From this result, it is recommended to construct a Selected set of GTL messages along with the most common user questions belonging to data sets that users will ask about. Prompts will need to be created by dataset specialists who have a deep understanding of the dataset from an industry perspective and can provide appropriate context to the LLMs. Organizations can use such a rapid library to create interactive applications that enable typical business users who may not have a deep knowledge or understanding of the underlying data sets to interact with and gain insights from these data sets using natural language questions. .
Conclusion
As newer and larger LLMs are released, they get better at generating analysis of structured data sets using industry-specific language. However, there is room for improvement in analyzing data from structured data sets. One option is to fine-tune the LLM to improve the relevance and language of data analysis generated using a specific business language. Tuning requires additional efforts and costs (collection of relevant data, labeling of the data, additional costs involved in procurement and provisioning, and maintenance of the tuning computing environment).
In this post, we show a method with brief directions using Meta Llama models available through amazon Bedrock that can improve industry or business-specific data analysis with just quick engineering. (For certain use cases, adjustments may be necessary.
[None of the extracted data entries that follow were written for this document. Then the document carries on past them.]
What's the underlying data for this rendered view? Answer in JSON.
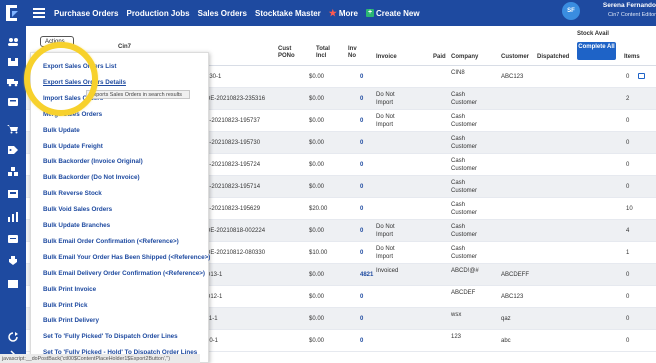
{
  "topbar": {
    "nav": [
      {
        "label": "Purchase Orders"
      },
      {
        "label": "Production Jobs"
      },
      {
        "label": "Sales Orders"
      },
      {
        "label": "Stocktake Master"
      },
      {
        "label": "More"
      },
      {
        "label": "Create New"
      }
    ],
    "user": {
      "initials": "SF",
      "name": "Serena Fernando",
      "role": "Cin7 Content Editor"
    }
  },
  "header": {
    "actions_label": "Actions",
    "cin7_label": "Cin7",
    "cust_pono": "Cust PONo",
    "total_incl": "Total Incl",
    "inv_no": "Inv No",
    "invoice": "Invoice",
    "paid": "Paid",
    "company": "Company",
    "customer": "Customer",
    "dispatched": "Dispatched",
    "stock_avail": "Stock Avail",
    "complete_all": "Complete All",
    "items": "Items"
  },
  "rows": [
    {
      "ref": "330-1",
      "total": "$0.00",
      "inv": "0",
      "invoice": "",
      "company": "CIN8",
      "customer": "ABC123",
      "items": "0",
      "comment": true
    },
    {
      "ref": "DE-20210823-235316",
      "total": "$0.00",
      "inv": "0",
      "invoice": "Do Not Import",
      "company": "Cash Customer",
      "customer": "",
      "items": "2",
      "comment": false
    },
    {
      "ref": "5-20210823-195737",
      "total": "$0.00",
      "inv": "0",
      "invoice": "Do Not Import",
      "company": "Cash Customer",
      "customer": "",
      "items": "0",
      "comment": false
    },
    {
      "ref": "5-20210823-195730",
      "total": "$0.00",
      "inv": "0",
      "invoice": "",
      "company": "Cash Customer",
      "customer": "",
      "items": "0",
      "comment": false
    },
    {
      "ref": "5-20210823-195724",
      "total": "$0.00",
      "inv": "0",
      "invoice": "",
      "company": "Cash Customer",
      "customer": "",
      "items": "0",
      "comment": false
    },
    {
      "ref": "5-20210823-195714",
      "total": "$0.00",
      "inv": "0",
      "invoice": "",
      "company": "Cash Customer",
      "customer": "",
      "items": "0",
      "comment": false
    },
    {
      "ref": "5-20210823-195629",
      "total": "$20.00",
      "inv": "0",
      "invoice": "",
      "company": "Cash Customer",
      "customer": "",
      "items": "10",
      "comment": false
    },
    {
      "ref": "DE-20210818-002224",
      "total": "$0.00",
      "inv": "0",
      "invoice": "Do Not Import",
      "company": "Cash Customer",
      "customer": "",
      "items": "4",
      "comment": false
    },
    {
      "ref": "DE-20210812-080330",
      "total": "$10.00",
      "inv": "0",
      "invoice": "Do Not Import",
      "company": "Cash Customer",
      "customer": "",
      "items": "1",
      "comment": false
    },
    {
      "ref": "D13-1",
      "total": "$0.00",
      "inv": "4821",
      "invoice": "Invoiced",
      "company": "ABCD!@#",
      "customer": "ABCDEFF",
      "items": "0",
      "comment": false
    },
    {
      "ref": "D12-1",
      "total": "$0.00",
      "inv": "0",
      "invoice": "",
      "company": "ABCDEF",
      "customer": "ABC123",
      "items": "0",
      "comment": false
    },
    {
      "ref": "11-1",
      "total": "$0.00",
      "inv": "0",
      "invoice": "",
      "company": "wsx",
      "customer": "qaz",
      "items": "0",
      "comment": false
    },
    {
      "ref": "10-1",
      "total": "$0.00",
      "inv": "0",
      "invoice": "",
      "company": "123",
      "customer": "abc",
      "items": "0",
      "comment": false
    }
  ],
  "menu": {
    "items": [
      "Export Sales Orders List",
      "Export Sales Orders Details",
      "Import Sales Orders",
      "Merge Sales Orders",
      "Bulk Update",
      "Bulk Update Freight",
      "Bulk Backorder (Invoice Original)",
      "Bulk Backorder (Do Not Invoice)",
      "Bulk Reverse Stock",
      "Bulk Void Sales Orders",
      "Bulk Update Branches",
      "Bulk Email Order Confirmation (<Reference>)",
      "Bulk Email Your Order Has Been Shipped (<Reference>)",
      "Bulk Email Delivery Order Confirmation (<Reference>)",
      "Bulk Print Invoice",
      "Bulk Print Pick",
      "Bulk Print Delivery",
      "Set To 'Fully Picked' To Dispatch Order Lines",
      "Set To 'Fully Picked - Hold' To Dispatch Order Lines"
    ],
    "tooltip": "Exports Sales Orders in search results"
  },
  "status_bar": "javascript:__doPostBack('ctl00$ContentPlaceHolder1$Export2Button','')",
  "colors": {
    "brand": "#1e4aa0",
    "highlight": "#f7d12c",
    "button": "#1e63c7"
  }
}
See amazon Bedrock pricing for estimated costs with or without the use of adjusted models.)
Try this solution with your own industry-specific use cases and data sets and let us know your feedback and questions in the comments.
NOTE: The blog authors do not provide any financial or investment advice in this blog post, nor do they recommend this data set or the ETFs mentioned in this data set.
About the authors
Randy DeFauw He is a Senior Principal Solutions Architect at AWS. He has an MSEE from the University of Michigan, where he worked on computer vision for autonomous vehicles. He also has an MBA from Colorado State University. Randy has held various positions in technology, from software engineering to product management. He entered the Big Data space in 2013 and continues to explore that area. He is actively working on projects in the ML space and has presented at numerous conferences including Strata and GlueCon.
Arghya Banerjee is a Senior Solutions Architect at AWS in the San Francisco Bay Area focused on helping customers adopt and use the AWS Cloud. It is focused on Big Data services, Data Lakes, Streaming and batch analysis and generative ai technologies.
Ravi Ganesha is a Senior Solutions Architect at AWS in the Austin, Texas area, focused on helping customers address their business problems through cloud adoption. It focuses on analytics, resilience, security and generative artificial intelligence technologies.
Varun Mehta He is a Senior Solutions Architect at AWS. He is passionate about helping customers build well-designed, enterprise-scale solutions in the AWS cloud. Work with strategic clients using ai/ML to solve complex business problems. Outside of work, he loves spending time with his wife and children.